Nous sommes préoccupés par le fait qu’une hausse du taux directeur correspond grossièrement à un transfert de fonds de la poche des ménages vers les coffres des banques et de leurs actionnaires. Les personnes les plus sensibles à une augmentation des intérêts à payer sur leurs dettes ; les familles ayant nouvellement contracté une hypothèque ; les jeunes avec des dettes d’études importantes… Ce sont eux qui porteront le gros du poids de la lutte contre l’inflation. Pour les grands détenteurs de patrimoine financier, la hausse des taux d’intérêt signifie que la valeur de leurs avoirs sera protégée.
Si le gouvernement était véritablement préoccupé par la protection du niveau de vie des familles, il utiliserait d’autres stratégies pour ralentir la croissance des prix et augmenter les revenus.
Mettre en place une politique de contrôle des loyers, lancer de vastes chantiers de construction de logements sociaux et réglementer sévèrement la location touristique de court terme des logements en sont quelques exemples. Le gouvernement peut aussi réduire les prix qu’il contrôle : tarifs de Hydro-Québec, droits de scolarité, frais de garde, titres de transport en commun, etc. Il peut subventionner des initiatives d’autonomie alimentaire, favoriser les sources d’approvisionnement local et soutenir la transition hors du pétrole.
Il peut aussi augmenter substantiellement le salaire minimum et les transferts aux personnes en situation de pauvreté.
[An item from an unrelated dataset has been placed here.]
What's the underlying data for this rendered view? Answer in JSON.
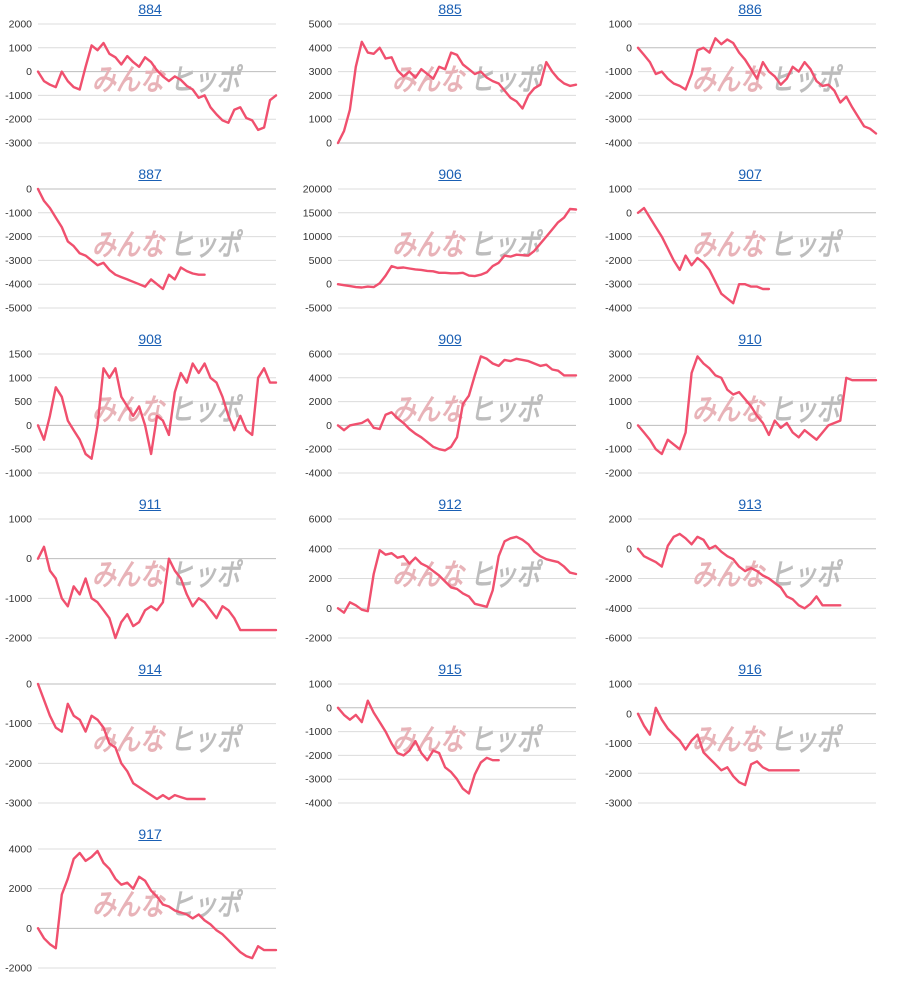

Bref, préférons des politiques qui aident vraiment les personnes touchées par la hausse du coût de la vie plutôt que de nous rabattre uniquement sur le resserrement de l’accès au crédit.
*Ont aussi signé cette lettre : Simon Tremblay-Pepin (politologue et économiste, professeur à l’Université Saint-Paul), Minh Nguyen (socioéconomiste), Mario Seccareccia (professeur émérite à l’Université d’Ottawa), Eric Pineault (professeur à l’UQAM), Mario Jodoin (économiste), Normand Pépin (sociologue), Pierre Beaulne (économiste), François Bélanger (économiste, conseiller syndical au Service de recherche et de la condition féminine de la CSN), Pierre-Alexandre Caron (économiste au SFPQ), Lise Côté (économiste, conseillère au service de la recherche à la FTQ), Joëlle J. Leclaire (professeure Université SUNY Buffalo State), François Desrochers (analyste de politiques publiques à l’APTS), Ruth Rose-Lisée (professeure émérite à l’UQAM) et Marguerite Mendell (professeure émérite à l’Université Concordia).